Moreover, polymeric additives such as EVA inhibit wax deposition by altering the structure and growth of wax crystals. Hence, EVA alters the morphology of the crude oil by producing lots of crystallization sites or nucleus which prevents the growth of crystals. The reduction of crystal growth causes the inability of the wax crystals to form wax crystals networks reducing the deposited crystal strength (Anisuzzaman et al. 2017; Gilby 1983; Zhang et al. 2008). However, as the concentration of EVA increases, the PIE of EVA decreased drastically especially above 1 wt.% concentration. This is due to the possibility that the EVA additives are behaving as supplementary suspended particles in the crude oil which deteriorates the efficiency of the polymer to inhibit wax deposition.
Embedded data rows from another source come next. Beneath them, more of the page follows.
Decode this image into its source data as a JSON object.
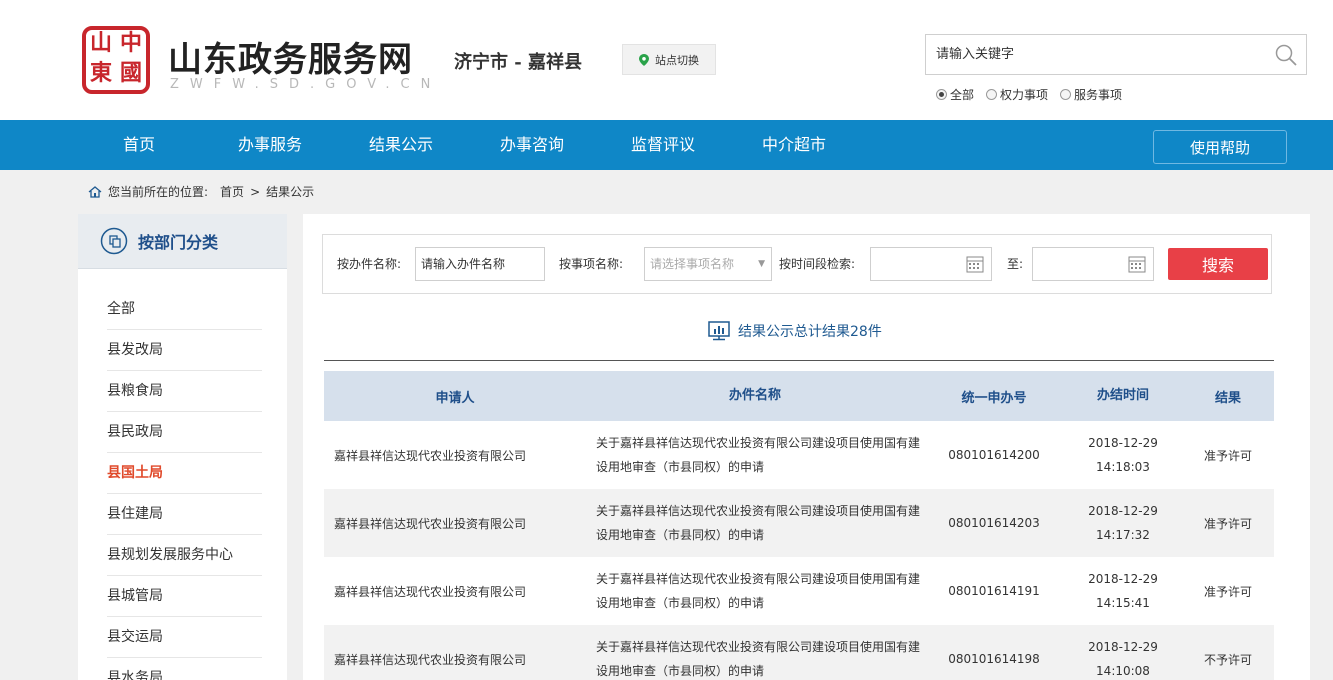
{
  "header": {
    "seal_glyphs": [
      "中",
      "國",
      "山",
      "東"
    ],
    "site_name": "山东政务服务网",
    "site_domain": "ZWFW.SD.GOV.CN",
    "city": "济宁市 - 嘉祥县",
    "switch_label": "站点切换",
    "search_placeholder": "请输入关键字",
    "radios": [
      "全部",
      "权力事项",
      "服务事项"
    ]
  },
  "nav": {
    "items": [
      "首页",
      "办事服务",
      "结果公示",
      "办事咨询",
      "监督评议",
      "中介超市"
    ],
    "help": "使用帮助"
  },
  "breadcrumb": {
    "prefix": "您当前所在的位置:",
    "home": "首页",
    "sep": ">",
    "current": "结果公示"
  },
  "sidebar": {
    "title": "按部门分类",
    "items": [
      "全部",
      "县发改局",
      "县粮食局",
      "县民政局",
      "县国土局",
      "县住建局",
      "县规划发展服务中心",
      "县城管局",
      "县交运局",
      "县水务局"
    ],
    "active_index": 4
  },
  "filter": {
    "name_label": "按办件名称:",
    "name_value": "请输入办件名称",
    "item_label": "按事项名称:",
    "item_placeholder": "请选择事项名称",
    "time_label": "按时间段检索:",
    "to_label": "至:",
    "search_button": "搜索"
  },
  "summary": "结果公示总计结果28件",
  "table": {
    "headers": [
      "申请人",
      "办件名称",
      "统一申办号",
      "办结时间",
      "结果"
    ],
    "rows": [
      {
        "applicant": "嘉祥县祥信达现代农业投资有限公司",
        "name": "关于嘉祥县祥信达现代农业投资有限公司建设项目使用国有建设用地审查（市县同权）的申请",
        "code": "080101614200",
        "date": "2018-12-29",
        "time": "14:18:03",
        "result": "准予许可"
      },
      {
        "applicant": "嘉祥县祥信达现代农业投资有限公司",
        "name": "关于嘉祥县祥信达现代农业投资有限公司建设项目使用国有建设用地审查（市县同权）的申请",
        "code": "080101614203",
        "date": "2018-12-29",
        "time": "14:17:32",
        "result": "准予许可"
      },
      {
        "applicant": "嘉祥县祥信达现代农业投资有限公司",
        "name": "关于嘉祥县祥信达现代农业投资有限公司建设项目使用国有建设用地审查（市县同权）的申请",
        "code": "080101614191",
        "date": "2018-12-29",
        "time": "14:15:41",
        "result": "准予许可"
      },
      {
        "applicant": "嘉祥县祥信达现代农业投资有限公司",
        "name": "关于嘉祥县祥信达现代农业投资有限公司建设项目使用国有建设用地审查（市县同权）的申请",
        "code": "080101614198",
        "date": "2018-12-29",
        "time": "14:10:08",
        "result": "不予许可"
      }
    ]
  },
  "colors": {
    "nav_bg": "#0f87c7",
    "seal_red": "#c8262c",
    "search_button": "#e84047",
    "active_sidebar": "#e04a2b",
    "table_header_bg": "#d6e0ec"
  }
}
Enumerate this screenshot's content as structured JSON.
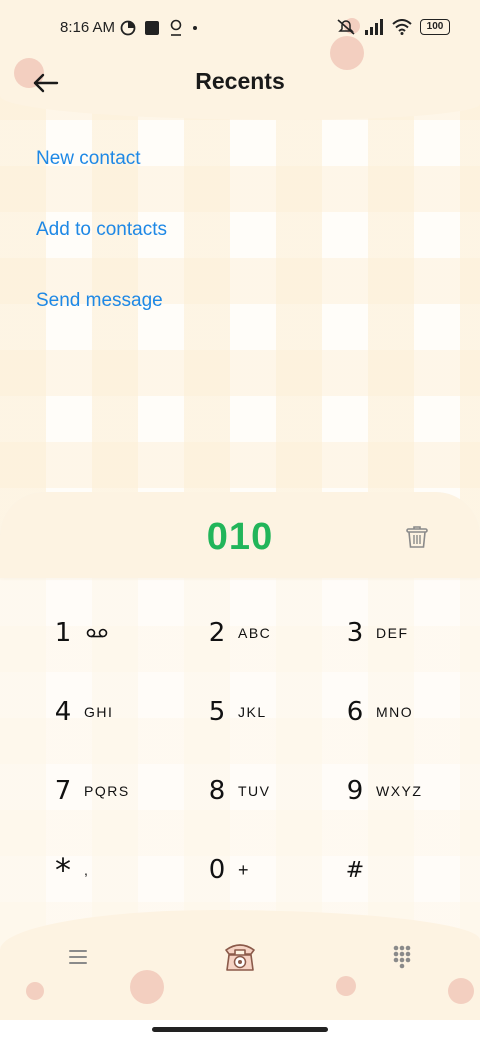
{
  "status_bar": {
    "time": "8:16 AM",
    "battery": "100",
    "left_icons": [
      "data-saver-icon",
      "square-notification-icon",
      "location-notification-icon",
      "dot-icon"
    ],
    "right_icons": [
      "mute-icon",
      "signal-icon",
      "wifi-icon",
      "battery-icon"
    ]
  },
  "app_bar": {
    "title": "Recents",
    "back_icon": "arrow-left-icon"
  },
  "menu": {
    "items": [
      {
        "label": "New contact"
      },
      {
        "label": "Add to contacts"
      },
      {
        "label": "Send message"
      }
    ]
  },
  "dialer": {
    "number": "010",
    "delete_icon": "trash-icon",
    "keys": [
      {
        "digit": "1",
        "letters": "",
        "icon": "voicemail-icon"
      },
      {
        "digit": "2",
        "letters": "ABC"
      },
      {
        "digit": "3",
        "letters": "DEF"
      },
      {
        "digit": "4",
        "letters": "GHI"
      },
      {
        "digit": "5",
        "letters": "JKL"
      },
      {
        "digit": "6",
        "letters": "MNO"
      },
      {
        "digit": "7",
        "letters": "PQRS"
      },
      {
        "digit": "8",
        "letters": "TUV"
      },
      {
        "digit": "9",
        "letters": "WXYZ"
      },
      {
        "digit": "*",
        "letters": ","
      },
      {
        "digit": "0",
        "letters": "+"
      },
      {
        "digit": "#",
        "letters": ""
      }
    ]
  },
  "bottom_bar": {
    "left_icon": "menu-icon",
    "center_icon": "telephone-icon",
    "right_icon": "keypad-icon"
  },
  "colors": {
    "accent_link": "#1e88e5",
    "dial_number": "#22b55a",
    "cream": "#fdf3e2",
    "dot_pink": "#f3cfc0"
  }
}
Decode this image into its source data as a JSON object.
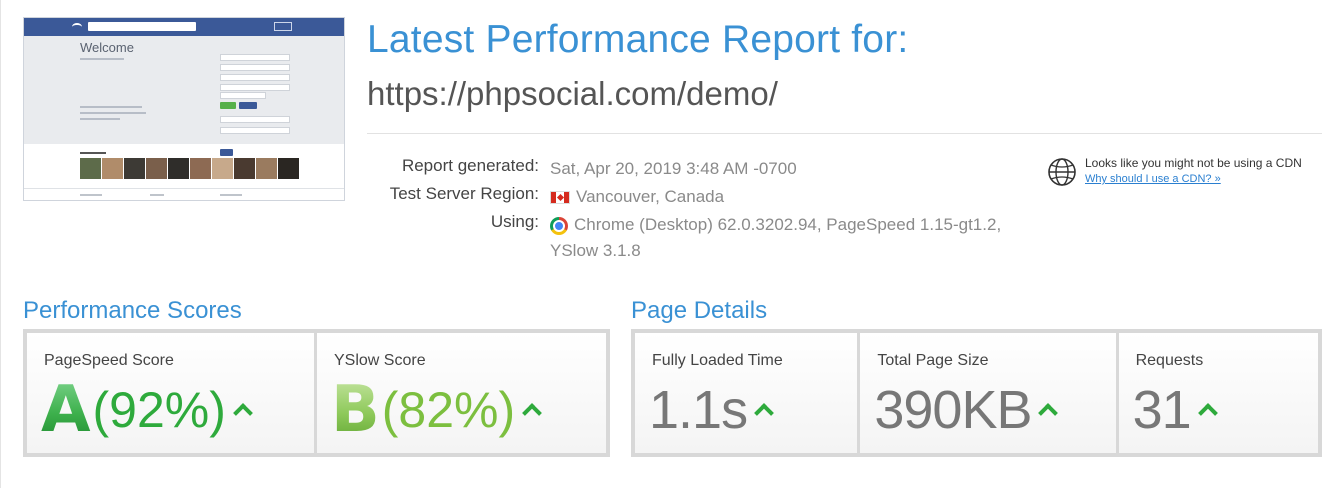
{
  "report": {
    "title": "Latest Performance Report for:",
    "url": "https://phpsocial.com/demo/"
  },
  "thumbnail": {
    "welcome": "Welcome"
  },
  "info": {
    "generated_label": "Report generated:",
    "generated_value": "Sat, Apr 20, 2019 3:48 AM -0700",
    "region_label": "Test Server Region:",
    "region_value": "Vancouver, Canada",
    "using_label": "Using:",
    "using_value": "Chrome (Desktop) 62.0.3202.94, PageSpeed 1.15-gt1.2, YSlow 3.1.8"
  },
  "cdn": {
    "message": "Looks like you might not be using a CDN",
    "link": "Why should I use a CDN? »"
  },
  "performance": {
    "title": "Performance Scores",
    "pagespeed": {
      "label": "PageSpeed Score",
      "grade": "A",
      "percent": "(92%)"
    },
    "yslow": {
      "label": "YSlow Score",
      "grade": "B",
      "percent": "(82%)"
    }
  },
  "details": {
    "title": "Page Details",
    "load_time": {
      "label": "Fully Loaded Time",
      "value": "1.1s"
    },
    "page_size": {
      "label": "Total Page Size",
      "value": "390KB"
    },
    "requests": {
      "label": "Requests",
      "value": "31"
    }
  },
  "colors": {
    "accent": "#3a91d4",
    "grade_a": "#2eaa3c",
    "grade_b": "#7cbf3f",
    "trend_up": "#2eaa3c"
  },
  "icons": {
    "flag": "canada-flag-icon",
    "browser": "chrome-icon",
    "cdn": "globe-icon",
    "trend": "up-arrow-icon"
  }
}
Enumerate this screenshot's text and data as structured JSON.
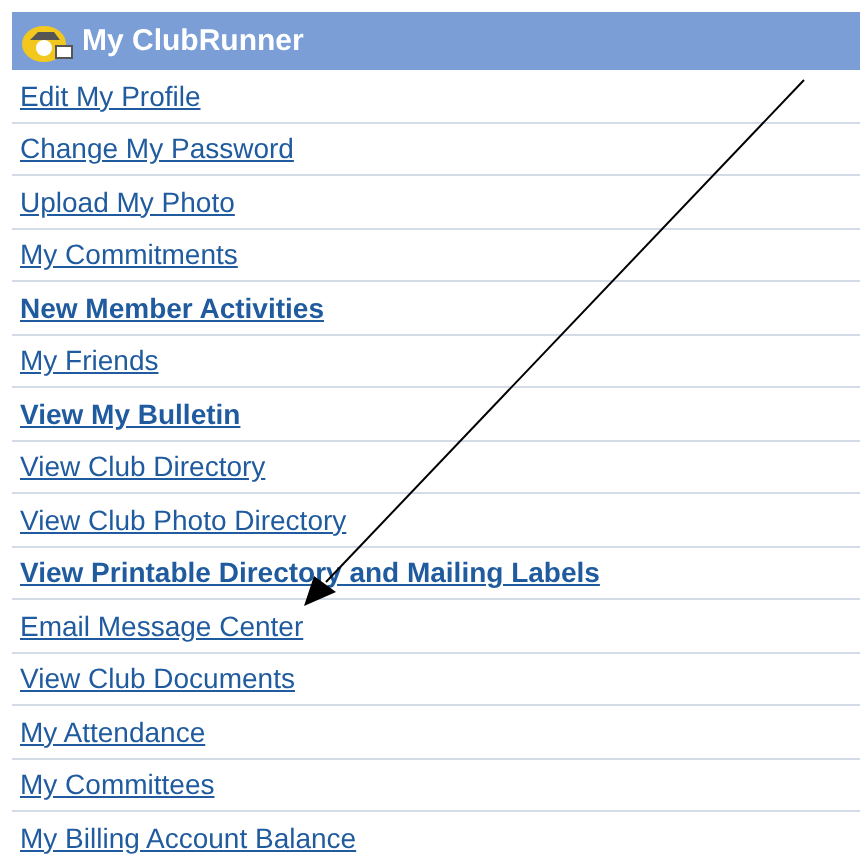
{
  "panel": {
    "title": "My ClubRunner"
  },
  "links": [
    {
      "label": "Edit My Profile",
      "bold": false
    },
    {
      "label": "Change My Password",
      "bold": false
    },
    {
      "label": "Upload My Photo",
      "bold": false
    },
    {
      "label": "My Commitments",
      "bold": false
    },
    {
      "label": "New Member Activities",
      "bold": true
    },
    {
      "label": "My Friends",
      "bold": false
    },
    {
      "label": "View My Bulletin",
      "bold": true
    },
    {
      "label": "View Club Directory",
      "bold": false
    },
    {
      "label": "View Club Photo Directory",
      "bold": false
    },
    {
      "label": "View Printable Directory and Mailing Labels",
      "bold": true
    },
    {
      "label": "Email Message Center",
      "bold": false
    },
    {
      "label": "View Club Documents",
      "bold": false
    },
    {
      "label": "My Attendance",
      "bold": false
    },
    {
      "label": "My Committees",
      "bold": false
    },
    {
      "label": "My Billing Account Balance",
      "bold": false
    }
  ]
}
This confirms that the increase in wax deposits is influenced by the concentration of wax inhibitor utilized and as the concentration reaches the optimum value, it alters the wax crystallization behavior by implementing more structures to disturb and reconcile with edge of the developing wax crystals.

Conclusion

As a conclusion, the results obtained from the rheological test prove that palm oil can be used to form a barrier to prevent the formation of wax crystal networks and hence hinder wax deposition as efficient as the commercial wax inhibitors. This was evidently seen where the addition of 1 wt.% of CPO into the crude oil at 10 °C, where the viscosity reduction was at the highest, which was better than any concentration of the commercial inhibitors tested. In addition, TEA and EVA being a potentially hazardous chemical inhibitor further justifies the use of CPO and CPKO as a wax inhibitor in which the optimum concentration to use CPO was 1 wt.% and the optimum concentration to use CPKO was 0.5 wt.% However, further investigation should be conducted on the effect of CPO and CPKO on the wax content analysis as well as the reduction of deposited wax using a cold finger or cold flow apparatus. Besides, future researchers can also investigate the effect of adding CPO and CPKO on the pour point reduction of the crude oil.